O encerramento de escolas durante a pandemia veio tornar evidente o resultado de uma década perdida e demonstrar como a descontinuidade das políticas públicas em educação se paga muito caro. A desigualdade nas condições de promoção e de acesso ao ensino a distância vieram colocar em risco o desempenho da escola enquanto promotora de equidade. Talvez tenhamos arriscado perder o que construímos na última década com o objetivo de garantir equidade no acesso a uma educação de qualidade para todos.
O Plano de Ação para a Transição Digital, aprovado pelo Governo em março e publicado numa Resolução do Conselho de Ministros em abril, contempla, uma década depois, uma componente de ação dedicada à Educação Digital. Nela consta uma medida emblemática designada por Programa de Digitalização para as Escolas. São identificadas áreas de atuação: disponibilização de computadores individuais, internet móvel para alunos e docentes, acesso a recursos educativos digitais de qualidade, a ferramentas de colaboração em ambiente digital, exames, provas e sua correção em formato digital, formação de docentes. O programa que deveria consubstanciar estas medidas, com o objetivo de promover a transformação digital das escolas, seria desenvolvido por um grupo de trabalho liderado pela área governativa da educação.
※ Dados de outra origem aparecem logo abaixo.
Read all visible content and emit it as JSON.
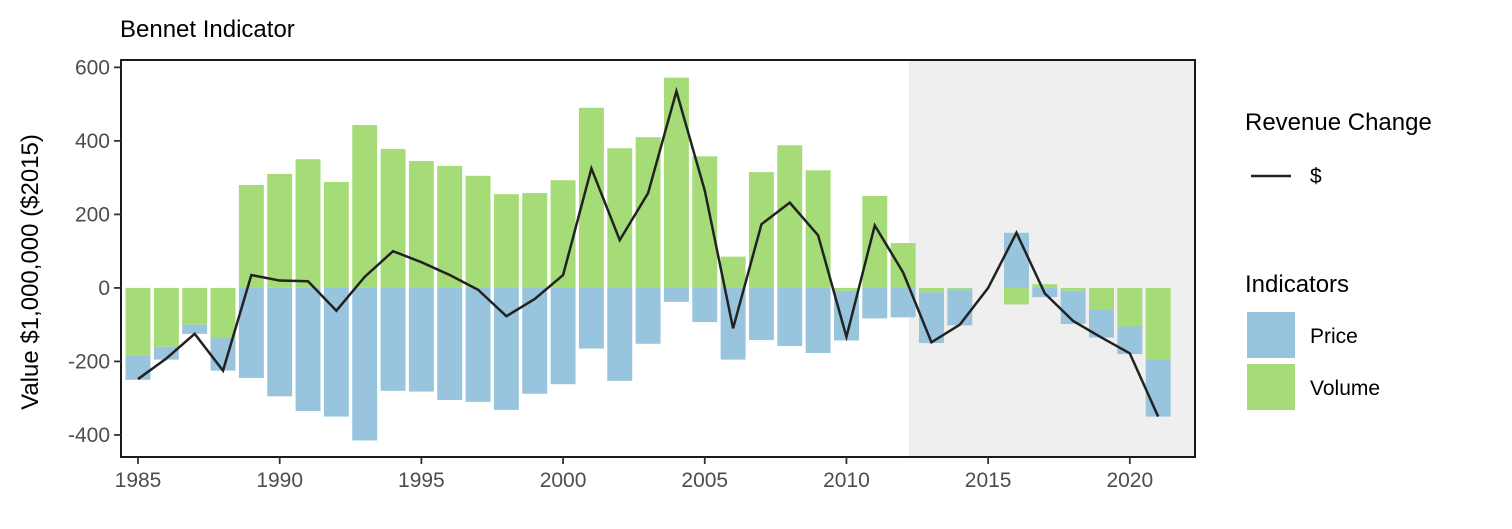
{
  "chart_data": {
    "type": "bar",
    "title": "Bennet Indicator",
    "ylabel": "Value $1,000,000 ($2015)",
    "xlabel": "",
    "xlim": [
      1984.4,
      2022.3
    ],
    "ylim": [
      -460,
      620
    ],
    "x_ticks": [
      1985,
      1990,
      1995,
      2000,
      2005,
      2010,
      2015,
      2020
    ],
    "y_ticks": [
      -400,
      -200,
      0,
      200,
      400,
      600
    ],
    "grid": false,
    "shaded_region": {
      "x_start": 2012.2,
      "x_end": 2022.3,
      "color": "#efefef"
    },
    "stacked": true,
    "x": [
      1985,
      1986,
      1987,
      1988,
      1989,
      1990,
      1991,
      1992,
      1993,
      1994,
      1995,
      1996,
      1997,
      1998,
      1999,
      2000,
      2001,
      2002,
      2003,
      2004,
      2005,
      2006,
      2007,
      2008,
      2009,
      2010,
      2011,
      2012,
      2013,
      2014,
      2015,
      2016,
      2017,
      2018,
      2019,
      2020,
      2021
    ],
    "series": [
      {
        "name": "Price",
        "color": "#98c4de",
        "values": [
          -65,
          -35,
          -25,
          -90,
          -245,
          -295,
          -335,
          -350,
          -415,
          -280,
          -282,
          -305,
          -310,
          -332,
          -288,
          -262,
          -165,
          -253,
          -152,
          -38,
          -93,
          -195,
          -142,
          -158,
          -177,
          -135,
          -83,
          -80,
          -138,
          -97,
          0,
          150,
          -25,
          -90,
          -75,
          -75,
          -155
        ]
      },
      {
        "name": "Volume",
        "color": "#a5dc77",
        "values": [
          -185,
          -160,
          -100,
          -135,
          280,
          310,
          350,
          288,
          443,
          378,
          345,
          332,
          305,
          255,
          258,
          293,
          490,
          380,
          410,
          572,
          358,
          85,
          315,
          388,
          320,
          -8,
          250,
          122,
          -12,
          -5,
          0,
          -45,
          10,
          -8,
          -60,
          -105,
          -195
        ]
      },
      {
        "name": "$",
        "type": "line",
        "color": "#222222",
        "values": [
          -248,
          -192,
          -125,
          -225,
          35,
          20,
          18,
          -62,
          30,
          100,
          70,
          35,
          -5,
          -77,
          -30,
          35,
          325,
          130,
          258,
          535,
          265,
          -110,
          173,
          232,
          143,
          -133,
          170,
          42,
          -148,
          -100,
          0,
          150,
          -15,
          -90,
          -135,
          -178,
          -350
        ]
      }
    ],
    "legend": {
      "placement": "right",
      "groups": [
        {
          "title": "Revenue Change",
          "items": [
            "$"
          ]
        },
        {
          "title": "Indicators",
          "items": [
            "Price",
            "Volume"
          ]
        }
      ]
    }
  }
}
Estávamos em plena pandemia e os seus efeitos eram já visíveis na desigual possibilidade de acesso à escola. Sabíamos por isso que, mais uma vez, o foco teria de ser o do fornecimento de equipamentos que minimizassem o dano causado por meio ano letivo realizado em condições muito difíceis para muitos alunos, pais e professores. Não esperávamos era que tivéssemos passado o primeiro período letivo em condições equivalentes àquelas em que terminámos o ano letivo passado. Salvou-nos o facto de, para muitos, a escola se manter presencial. Não sabemos quantos não tiveram a mesma sorte, nem durante quanto tempo.
Em todo o caso, cedo ou tarde, os computadores e ligações móveis à Internet chegarão às escolas. A universalização da escola digital constante do Programa de Estabilização Económica e Social veio resumir, para já, a digitalização das escolas aos equipamentos, formação de professores, desmaterialização de manuais escolares e produção de recursos digitais. Quanto ao mais, o Programa de Digitalização das Escolas sabe a pouco. Mais de uma década depois, pergunto-me: que lições tirámos das políticas anteriores? Fará sentido fazer igual?
Caderno de Apontamentos é uma coluna que discute temas relacionados com a Educação, através de um autor convidado.